3.4    Ten aanzien van klachtonderdeel c betwisten verweerders dat zij excessief hebben gedeclareerd. Zij stellen zich op het standpunt dat klaagster deze stelling onvoldoende heeft onderbouwd. Door de lange besprekingen, de vele telefoongesprekken, de gevoerde correspondentie en het feit dat klaagster haar eigen koers wilde varen, is er veel tijd aan het dossier besteed.

3.5    Verweerders betwisten dat sprake was van belangenverstrengeling, zoals in klachtonderdeel d wordt gesteld. De stelling van klaagster dat de directeur van C, een bedrijf dat gespecialiseerd is in franchise, tevens de interim-directeur bij X is geweest, is onjuist. Er is geen sprake van belangenverstrengeling. Voorts is het correct dat verweerders zowel franchisenemers als franchisegevers bijstaat, echter gebeurt dit nooit tegelijkertijd. Derhalve kan van belangenverstrengeling geen sprake zijn.

3.6    Met betrekking tot klachtonderdelen a en e stellen verweerders zich op het standpunt dat deze klachtonderdelen onvoldoende zijn onderbouwd. Voorts betwisten zij deze verwijten en stellen zij zich op het standpunt dat de oorzaak voor het stuklopen van de onderhandelingen was gelegen in de houding van klaagster, onder meer doordat zij steeds bedragen storneerde zonder overleg met verweerders. Klaagster heeft steeds haar eigen weg gekozen, waardoor behandeling van haar dossier onmogelijk is geworden.

4    BEOORDELING

4.1    De Advocatenwet is met ingang van 1 januari 2015 gewijzigd. Op klachten die tegen advocaten zijn ingediend vóór 1 januari 2015 blijven echter ingevolge artikel IV A van de Wet positie en toezicht advocatuur de paragrafen 4, 4a en 4b van de oude Advocatenwet, zoals deze luidden tot

1 januari 2015, van toepassing. De onderhavige klacht is bij de deken ingediend vóór 1 januari 2015 en wordt daarom door de raad behandeld en beoordeeld op grond van het oude recht. Waar in deze beslissing naar de Advocatenwet wordt verwezen, wordt de oude Advocatenwet bedoeld.

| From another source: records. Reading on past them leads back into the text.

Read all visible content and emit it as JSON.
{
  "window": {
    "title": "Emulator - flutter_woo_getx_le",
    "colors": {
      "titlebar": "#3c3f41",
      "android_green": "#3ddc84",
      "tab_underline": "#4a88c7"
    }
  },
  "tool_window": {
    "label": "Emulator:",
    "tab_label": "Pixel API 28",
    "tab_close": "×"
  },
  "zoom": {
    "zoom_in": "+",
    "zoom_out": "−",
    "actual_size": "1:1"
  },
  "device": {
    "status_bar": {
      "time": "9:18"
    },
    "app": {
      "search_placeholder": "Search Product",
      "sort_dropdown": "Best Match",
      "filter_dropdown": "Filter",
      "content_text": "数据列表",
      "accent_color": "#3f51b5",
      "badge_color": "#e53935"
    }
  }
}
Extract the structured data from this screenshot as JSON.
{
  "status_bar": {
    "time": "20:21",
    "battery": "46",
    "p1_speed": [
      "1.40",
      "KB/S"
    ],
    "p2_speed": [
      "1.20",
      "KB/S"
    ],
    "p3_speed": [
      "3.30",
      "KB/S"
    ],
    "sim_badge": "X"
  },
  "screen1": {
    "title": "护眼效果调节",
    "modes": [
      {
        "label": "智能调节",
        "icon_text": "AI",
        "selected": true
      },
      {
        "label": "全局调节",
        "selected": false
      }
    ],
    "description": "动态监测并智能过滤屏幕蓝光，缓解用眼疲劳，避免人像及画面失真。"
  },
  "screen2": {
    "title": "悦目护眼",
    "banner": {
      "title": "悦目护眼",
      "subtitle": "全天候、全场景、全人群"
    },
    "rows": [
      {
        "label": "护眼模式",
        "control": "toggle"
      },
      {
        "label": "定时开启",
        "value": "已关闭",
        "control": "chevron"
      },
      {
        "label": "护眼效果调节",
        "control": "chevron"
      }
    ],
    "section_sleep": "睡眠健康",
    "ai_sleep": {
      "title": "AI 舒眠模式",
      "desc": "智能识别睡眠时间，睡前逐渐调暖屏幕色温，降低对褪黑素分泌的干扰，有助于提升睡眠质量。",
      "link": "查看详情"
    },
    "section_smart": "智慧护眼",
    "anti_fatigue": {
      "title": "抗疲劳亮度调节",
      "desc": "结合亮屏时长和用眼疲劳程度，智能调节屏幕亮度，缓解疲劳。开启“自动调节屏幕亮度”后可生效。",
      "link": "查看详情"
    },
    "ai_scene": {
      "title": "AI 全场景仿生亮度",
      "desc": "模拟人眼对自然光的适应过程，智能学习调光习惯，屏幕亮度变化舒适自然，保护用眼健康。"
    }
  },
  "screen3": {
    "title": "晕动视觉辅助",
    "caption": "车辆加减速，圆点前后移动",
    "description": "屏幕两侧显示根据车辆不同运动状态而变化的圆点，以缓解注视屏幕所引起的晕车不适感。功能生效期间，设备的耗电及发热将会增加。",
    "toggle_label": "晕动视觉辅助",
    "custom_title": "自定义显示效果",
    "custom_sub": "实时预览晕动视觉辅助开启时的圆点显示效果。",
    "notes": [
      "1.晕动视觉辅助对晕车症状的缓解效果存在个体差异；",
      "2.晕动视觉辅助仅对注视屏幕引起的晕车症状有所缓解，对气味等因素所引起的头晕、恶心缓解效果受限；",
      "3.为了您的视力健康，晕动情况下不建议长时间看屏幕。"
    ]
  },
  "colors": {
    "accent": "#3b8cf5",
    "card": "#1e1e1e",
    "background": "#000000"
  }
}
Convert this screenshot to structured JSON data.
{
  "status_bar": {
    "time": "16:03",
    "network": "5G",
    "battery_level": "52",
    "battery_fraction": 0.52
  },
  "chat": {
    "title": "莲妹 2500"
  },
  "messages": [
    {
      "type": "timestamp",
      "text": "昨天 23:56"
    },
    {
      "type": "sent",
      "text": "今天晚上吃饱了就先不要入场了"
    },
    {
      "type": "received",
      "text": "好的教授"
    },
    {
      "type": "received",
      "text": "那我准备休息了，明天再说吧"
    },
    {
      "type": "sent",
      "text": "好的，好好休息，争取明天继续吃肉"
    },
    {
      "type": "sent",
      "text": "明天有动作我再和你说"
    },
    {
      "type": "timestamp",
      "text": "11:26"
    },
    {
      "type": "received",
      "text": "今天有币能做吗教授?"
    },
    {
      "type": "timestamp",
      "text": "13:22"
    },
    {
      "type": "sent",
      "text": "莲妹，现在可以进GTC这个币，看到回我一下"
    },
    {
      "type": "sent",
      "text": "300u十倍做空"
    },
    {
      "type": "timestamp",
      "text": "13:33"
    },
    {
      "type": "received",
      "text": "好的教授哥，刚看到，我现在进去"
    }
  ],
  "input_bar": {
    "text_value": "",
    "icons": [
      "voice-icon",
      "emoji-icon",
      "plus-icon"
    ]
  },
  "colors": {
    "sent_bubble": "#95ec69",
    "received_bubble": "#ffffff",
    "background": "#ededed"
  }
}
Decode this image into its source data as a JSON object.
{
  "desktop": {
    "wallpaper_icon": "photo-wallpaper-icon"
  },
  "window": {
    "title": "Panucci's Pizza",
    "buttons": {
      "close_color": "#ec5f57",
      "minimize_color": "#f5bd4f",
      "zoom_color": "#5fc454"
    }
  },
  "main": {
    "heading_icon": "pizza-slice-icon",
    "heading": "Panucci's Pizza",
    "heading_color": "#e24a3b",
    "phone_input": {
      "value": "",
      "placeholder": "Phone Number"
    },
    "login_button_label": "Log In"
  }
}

4.2    Mede gelet op de brief van klaagster aan de deken van 18 december 2015 stelt de voorzitter vast dat klaagster slechts namens haarzelf klaagt en niet  (mede) optreedt  namens het collectief.

4.3    Uit de stukken volgt dat mr. B geen inhoudelijke bemoeienis heeft gehad met de zaak van klaagster. Daarnaast heeft klaagster haar verwijt jegens mr. B niet geconcretiseerd. Gelet daarop zal de voorzitter de klacht voor zover die ziet op het optreden van mr. B, kennelijk ongegrond verklaren.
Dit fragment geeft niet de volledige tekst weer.